CRM could boost your charity perfomance as it has helped other charities to successfully save money and raise donations.
Charity CRM-Customer relationship management (CRM) software exploded onto the business scene about twenty years ago, and the market for CRM products is now worth tens of billions of pounds, according to Gartner. It allows businesses to organise and manage all interactions and relationships with customers, and prospective customers, from one centralised platform.
When it comes to charities and non-profits, CRM means constituent, rather than customer, relationship management, where constituents include donors, prospective donors, members, volunteers, partners, vendors and so on. Let’s see how CRM can enhance charity performance.
CRM systems designed for charities offer specialised features such as donor and other constituent management, campaign management, donation management (including the ability to take payments), donation accounting, fundraising event management as well as providing analytics and reports.
These last two capabilities: providing analytics and reports are important for charities as they become increasingly data driven.
That’s because around 80% of all donations tend to be made by just 20% or so of donors but identifying and managing your relationship with that 20% can be hard , unless you have suitable software such as a CRM system.
CRM can also have an important role in your charity performance by helping you to hang on to your donors. The system provides donor (and other constituent) retention tools which help with membership drives, engagement in volunteer projects, or pledge management. And that is important because, according to the Harvard Business Review, a 5% reduction in your customer defection rate can increase profits by 25% – 95%. Assuming something similar holds true in the non-profit sector, a relatively small reduction in donor defection will have a significant impact on your total fundraising.

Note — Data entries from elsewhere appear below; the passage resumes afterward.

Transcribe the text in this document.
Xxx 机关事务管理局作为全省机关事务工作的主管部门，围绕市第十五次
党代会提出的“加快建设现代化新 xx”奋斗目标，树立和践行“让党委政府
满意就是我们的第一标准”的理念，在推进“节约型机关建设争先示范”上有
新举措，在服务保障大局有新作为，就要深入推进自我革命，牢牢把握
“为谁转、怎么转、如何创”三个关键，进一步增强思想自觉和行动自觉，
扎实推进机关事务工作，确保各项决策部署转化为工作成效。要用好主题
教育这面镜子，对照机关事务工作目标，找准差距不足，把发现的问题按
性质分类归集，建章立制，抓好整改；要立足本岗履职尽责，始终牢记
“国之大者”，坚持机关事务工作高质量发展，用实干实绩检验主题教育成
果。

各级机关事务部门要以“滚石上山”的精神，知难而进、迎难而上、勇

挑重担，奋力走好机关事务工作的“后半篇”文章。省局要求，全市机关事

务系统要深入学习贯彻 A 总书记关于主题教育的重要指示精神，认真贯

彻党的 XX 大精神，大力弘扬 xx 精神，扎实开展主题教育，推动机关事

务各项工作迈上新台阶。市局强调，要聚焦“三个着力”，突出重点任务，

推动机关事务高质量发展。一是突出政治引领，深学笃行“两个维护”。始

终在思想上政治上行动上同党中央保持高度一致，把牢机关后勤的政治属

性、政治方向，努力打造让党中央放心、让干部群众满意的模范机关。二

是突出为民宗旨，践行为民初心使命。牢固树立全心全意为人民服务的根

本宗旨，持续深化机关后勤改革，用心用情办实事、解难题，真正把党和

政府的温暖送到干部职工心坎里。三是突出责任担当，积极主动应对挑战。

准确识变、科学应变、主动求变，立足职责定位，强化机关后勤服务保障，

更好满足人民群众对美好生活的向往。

It’s important to acknowledge that CRM systems do present some challenges to charities. Implementing them involves changing to existing practices and usually requires some training. It can involve cultural changes, because a central relationship data repository means staff no longer “own” specific donors or store contact histories in their own spreadsheets or contact management software. Instead data is designed to be shared with other staff, and it is only when they are willing to do this that it can be fully exploited.